The Bahamas has a longstanding problem with sexual offences.

This was highlighted by the 570 cases involving sexual offences that went before the Supreme Court in Nassau during the last decade.

While there might have been outcomes, none were listed for 141 of those cases, according to the Criminal Registry Department’s records.

Unlawful sexual intercourse and rape accounted for the majority of sexual abuse cases brought before the Supreme Court.

There were 190 cases involving unlawful sexual intercourse and 166 cases involving rape.

Thirty-nine per cent of the unlawful sexual intercourse cases resulted in convictions.

Thirty-four per cent of the rape cases resulted in convictions.

When asked about the conviction rate, Gaskin replied, “I know that each case has its peculiarities. Sometimes, witnesses perform poorly. Sometimes, witnesses perform well.

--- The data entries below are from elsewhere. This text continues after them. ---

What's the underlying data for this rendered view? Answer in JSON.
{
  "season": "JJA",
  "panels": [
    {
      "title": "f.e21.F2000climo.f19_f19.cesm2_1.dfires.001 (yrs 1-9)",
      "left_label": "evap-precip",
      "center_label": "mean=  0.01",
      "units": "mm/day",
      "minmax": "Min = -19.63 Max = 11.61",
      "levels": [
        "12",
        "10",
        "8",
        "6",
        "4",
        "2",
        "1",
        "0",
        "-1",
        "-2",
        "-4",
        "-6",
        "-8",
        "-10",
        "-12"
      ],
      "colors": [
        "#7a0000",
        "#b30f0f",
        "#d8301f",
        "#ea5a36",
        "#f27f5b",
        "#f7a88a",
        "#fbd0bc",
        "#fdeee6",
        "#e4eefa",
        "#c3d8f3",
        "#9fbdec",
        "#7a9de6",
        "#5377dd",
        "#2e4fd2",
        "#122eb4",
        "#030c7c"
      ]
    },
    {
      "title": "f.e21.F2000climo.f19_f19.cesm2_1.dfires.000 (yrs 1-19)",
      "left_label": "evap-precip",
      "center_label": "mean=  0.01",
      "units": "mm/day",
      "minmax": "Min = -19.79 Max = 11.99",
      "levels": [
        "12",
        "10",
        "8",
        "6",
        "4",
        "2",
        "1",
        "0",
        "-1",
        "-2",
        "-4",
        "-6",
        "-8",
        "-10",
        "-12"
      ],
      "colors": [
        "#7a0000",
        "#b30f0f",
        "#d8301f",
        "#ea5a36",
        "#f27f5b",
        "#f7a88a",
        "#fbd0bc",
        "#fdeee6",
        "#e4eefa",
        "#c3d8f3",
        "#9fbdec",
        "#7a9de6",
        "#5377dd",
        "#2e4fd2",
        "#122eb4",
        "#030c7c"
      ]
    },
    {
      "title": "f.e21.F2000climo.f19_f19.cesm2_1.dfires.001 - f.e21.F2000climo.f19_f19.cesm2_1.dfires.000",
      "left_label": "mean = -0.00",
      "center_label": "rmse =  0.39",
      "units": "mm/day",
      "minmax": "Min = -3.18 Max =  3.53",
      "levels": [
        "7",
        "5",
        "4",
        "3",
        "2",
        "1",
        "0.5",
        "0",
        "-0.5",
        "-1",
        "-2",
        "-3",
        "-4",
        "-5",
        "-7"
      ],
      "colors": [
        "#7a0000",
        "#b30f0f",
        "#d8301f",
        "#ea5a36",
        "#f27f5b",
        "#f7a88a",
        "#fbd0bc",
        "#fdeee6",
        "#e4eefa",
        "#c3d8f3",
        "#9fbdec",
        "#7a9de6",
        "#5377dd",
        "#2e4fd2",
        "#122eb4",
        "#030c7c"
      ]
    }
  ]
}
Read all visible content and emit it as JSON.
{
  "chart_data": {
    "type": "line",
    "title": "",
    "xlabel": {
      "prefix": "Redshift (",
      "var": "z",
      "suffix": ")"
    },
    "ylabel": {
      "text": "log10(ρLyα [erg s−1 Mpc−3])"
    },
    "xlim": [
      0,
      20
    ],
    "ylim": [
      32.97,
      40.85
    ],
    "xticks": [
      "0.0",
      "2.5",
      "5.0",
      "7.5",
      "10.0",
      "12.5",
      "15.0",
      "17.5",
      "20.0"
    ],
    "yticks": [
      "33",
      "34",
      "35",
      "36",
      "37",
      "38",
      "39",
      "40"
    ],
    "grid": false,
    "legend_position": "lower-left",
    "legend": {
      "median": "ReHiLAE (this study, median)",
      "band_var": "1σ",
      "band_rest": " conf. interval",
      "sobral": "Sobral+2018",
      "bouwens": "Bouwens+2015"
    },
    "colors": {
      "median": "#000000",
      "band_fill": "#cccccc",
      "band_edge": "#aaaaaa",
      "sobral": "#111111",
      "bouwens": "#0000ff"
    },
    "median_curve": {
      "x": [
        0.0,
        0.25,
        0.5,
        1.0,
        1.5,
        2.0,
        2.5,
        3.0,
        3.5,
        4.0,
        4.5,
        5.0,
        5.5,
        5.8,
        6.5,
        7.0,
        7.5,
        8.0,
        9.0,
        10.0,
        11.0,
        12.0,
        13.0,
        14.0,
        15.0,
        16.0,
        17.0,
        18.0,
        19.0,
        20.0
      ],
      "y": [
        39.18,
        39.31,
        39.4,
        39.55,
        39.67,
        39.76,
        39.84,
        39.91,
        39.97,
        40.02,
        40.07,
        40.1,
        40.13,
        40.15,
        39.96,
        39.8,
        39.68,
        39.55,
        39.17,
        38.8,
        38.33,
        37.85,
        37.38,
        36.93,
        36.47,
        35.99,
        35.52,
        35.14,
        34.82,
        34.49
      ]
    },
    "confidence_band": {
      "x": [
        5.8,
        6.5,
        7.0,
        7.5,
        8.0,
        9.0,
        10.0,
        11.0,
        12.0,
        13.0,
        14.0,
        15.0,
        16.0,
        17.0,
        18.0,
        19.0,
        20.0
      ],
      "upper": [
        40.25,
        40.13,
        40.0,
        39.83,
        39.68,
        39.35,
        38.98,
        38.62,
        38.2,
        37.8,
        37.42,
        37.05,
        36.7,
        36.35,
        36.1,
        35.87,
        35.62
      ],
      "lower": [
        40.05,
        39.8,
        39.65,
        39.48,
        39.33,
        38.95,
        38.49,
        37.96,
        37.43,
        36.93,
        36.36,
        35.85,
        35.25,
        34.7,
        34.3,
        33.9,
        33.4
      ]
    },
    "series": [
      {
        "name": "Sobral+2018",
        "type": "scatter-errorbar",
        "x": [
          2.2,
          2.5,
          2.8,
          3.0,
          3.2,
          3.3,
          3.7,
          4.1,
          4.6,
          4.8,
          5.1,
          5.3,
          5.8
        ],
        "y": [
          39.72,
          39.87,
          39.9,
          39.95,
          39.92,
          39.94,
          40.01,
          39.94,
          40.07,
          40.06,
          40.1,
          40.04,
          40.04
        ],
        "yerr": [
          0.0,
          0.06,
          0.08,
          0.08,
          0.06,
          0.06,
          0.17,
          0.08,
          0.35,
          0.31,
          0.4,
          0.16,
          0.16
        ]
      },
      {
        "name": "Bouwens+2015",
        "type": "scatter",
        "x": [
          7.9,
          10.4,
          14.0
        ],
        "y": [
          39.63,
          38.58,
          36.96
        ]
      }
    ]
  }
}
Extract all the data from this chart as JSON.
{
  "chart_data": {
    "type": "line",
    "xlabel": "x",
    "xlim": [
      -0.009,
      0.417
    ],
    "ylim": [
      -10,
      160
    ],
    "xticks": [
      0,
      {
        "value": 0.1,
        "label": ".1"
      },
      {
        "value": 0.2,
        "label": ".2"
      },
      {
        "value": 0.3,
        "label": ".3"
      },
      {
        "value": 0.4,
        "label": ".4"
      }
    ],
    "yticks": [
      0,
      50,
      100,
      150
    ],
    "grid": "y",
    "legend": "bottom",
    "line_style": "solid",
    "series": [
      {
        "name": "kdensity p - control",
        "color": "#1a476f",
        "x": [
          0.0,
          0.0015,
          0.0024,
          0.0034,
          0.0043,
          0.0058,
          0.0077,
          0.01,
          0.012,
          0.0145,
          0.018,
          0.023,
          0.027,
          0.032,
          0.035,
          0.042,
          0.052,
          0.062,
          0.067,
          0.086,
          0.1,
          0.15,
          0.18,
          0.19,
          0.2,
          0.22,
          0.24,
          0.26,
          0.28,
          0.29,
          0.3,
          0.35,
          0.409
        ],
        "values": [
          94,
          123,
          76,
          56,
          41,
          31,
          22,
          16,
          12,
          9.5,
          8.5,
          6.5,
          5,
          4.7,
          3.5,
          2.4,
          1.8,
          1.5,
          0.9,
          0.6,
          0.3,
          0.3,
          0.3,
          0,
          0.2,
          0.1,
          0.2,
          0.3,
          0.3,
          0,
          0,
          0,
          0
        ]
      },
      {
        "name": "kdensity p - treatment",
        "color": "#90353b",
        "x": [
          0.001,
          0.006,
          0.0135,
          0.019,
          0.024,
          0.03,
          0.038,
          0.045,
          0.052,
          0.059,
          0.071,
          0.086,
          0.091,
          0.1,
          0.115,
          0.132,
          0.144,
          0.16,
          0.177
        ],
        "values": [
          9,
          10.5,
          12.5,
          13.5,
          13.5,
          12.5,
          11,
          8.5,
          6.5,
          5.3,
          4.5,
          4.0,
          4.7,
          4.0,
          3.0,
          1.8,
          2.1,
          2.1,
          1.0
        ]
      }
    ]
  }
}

“But certainly, if your allegation is one of guilty and you convince the tribunal of that then, to me, that’s part of what your endeavour was. Your approach was to convince the person that what you allege was, in fact, the case to the requisite standard that the law requires.”

He said he is satisfied with prosecutors’ abilities to prosecute sexual offences.

However, Gaskin noted that the establishment of a court to handle only sexual offences would be helpful.

“Several jurisdictions recognize that sexual offences – and now trafficking person offences – have a peculiar component to them and that it is obvious that those matters ought to be done with a due dispatch because of that peculiarity,” he said.

“And so, if you have a sexual offences court, and that’s all that particular court is dealing with, you will have trials in the sense of where the defendant pleaded not guilty. You will have guilty pleas and I dare say some matters will have to be discontinued.

“But, in my view, you would at least have matters appropriately addressed timewise because that’s all that particular court will be dealing with.”

Gaskin said it is up to the judiciary to determine whether a sexual offences court should be established in The Bahamas.

He added that such a court would allow for “justice on both sides”.

“Again, if a defendant is subject to five and six and seven and eight and nine years awaiting trial, then he, too, is adversely impacted,” Gaskin said.

“And so, there needs to be a balance struck. I don’t think that anybody would complain about justice – whatever that justice is – in a timely fashion. Once it’s timeously dealt with by the courts, I think it’s a good thing for all parties.”

Chief Justice Sir Brian Moree has said that the establishment of a sexual offences court is being seriously considered.